Packaging of hot-selling cordless phones is being automated at Siemens’ Austin, TX, manufacturing facility. Labor costs are reduced and appearance improved significantly.

At the end of the new line, a thermal-transfer print-and-apply tamp labeler applies a label with product identification and othe
At the end of the new line, a thermal-transfer print-and-apply tamp labeler applies a label with product identification and othe

Siemens of Munich, Germany, is among the leading manufacturers of cordless phones for small-office and residential settings. Its phones operate on a 2.4-GHz frequency that Siemens says offers sound quality unmatched by older cordless-phone technologies.

Demand for Siemens’ phone products is so great that the company has begun automating manufacturing operations, including packaging, in its Austin, TX, phone-making plant. For two identical packaging lines installed last fall, turnkey responsibility was in the hands of Smurfit-Stone (Orlando, FL).
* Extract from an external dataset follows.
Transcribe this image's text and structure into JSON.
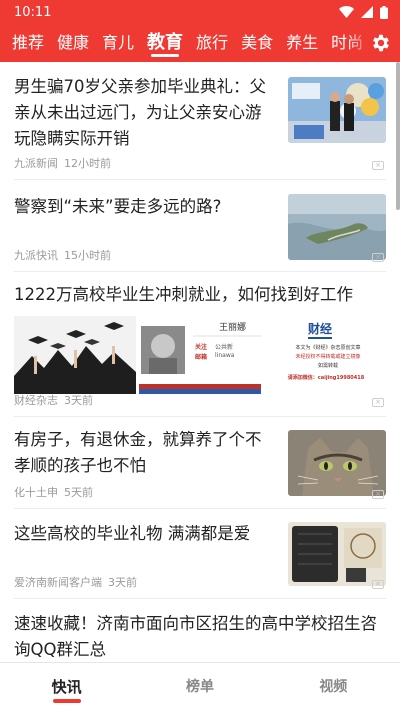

The lines replaced manual operations, each of which used to require three or four operators who packed about four phone kits/min. Now just one operator is required per line, and speeds are comparable.

“One package every 15 seconds, that’s our goal on each line,” says process engineer Victor Mares.

Also part of the picture, says Mares, is rapid changeover in going from one phone to another. Corrugated tray design provides a good example. Even though there are a total of six phone varieties, there are only two tray sizes. Internal die cuts in the trays come in four varieties, but outside dimensions number just two. “That minimizes changeover time when we go from one phone to another,” says Mares.

Without a tray-size change, the operator only needs to empty and reload the magazine holding the corrugated tray blanks. Machine settings can remain as they are. When tray sizes do change, it takes about 30 minutes to complete a line changeover. Most of it is accomplished with hand cranks and levers, not tools.

Three main machines

Each line includes three pieces of equipment made by Smurfit-Stone: corrugated tray former, retail-box erector and corrugated case packer. Each of these machines includes a hot-melt glue system from Nordson (Duluth, GA).

First in each line is the Series 4400 corrugated tray former. It pulls a flat blank out of a magazine and positions it beneath a mandrel that pushes the blank through a series of forming rails and glue stations until the blank is a formed, glued tray.

“It’s a big improvement over the hand-taping we used to do,” says Mares. “It’s so much more solid.”

Supplied by Smurfit-Stone, trays are made of either 275# or 200#-test, B-flute corrugated. Die-cutting and scoring have to be dead on, says Mares, for the blanks to behave properly in the automated machine and for the phone components to fit snugly enough not to fall out. “We went through a number of iterations on those,” says Mares.

Trays are discharged onto a Hytrol (Jonesboro, AR) powered roller conveyor that makes a gradual 90° turn and then hands the trays to an incline belt conveyor. Near the beginning of this 5’ belt conveyor is a photocell. If trays back up to that point, the photocell detects them and signals the PLC to halt tray forming until the backup clears.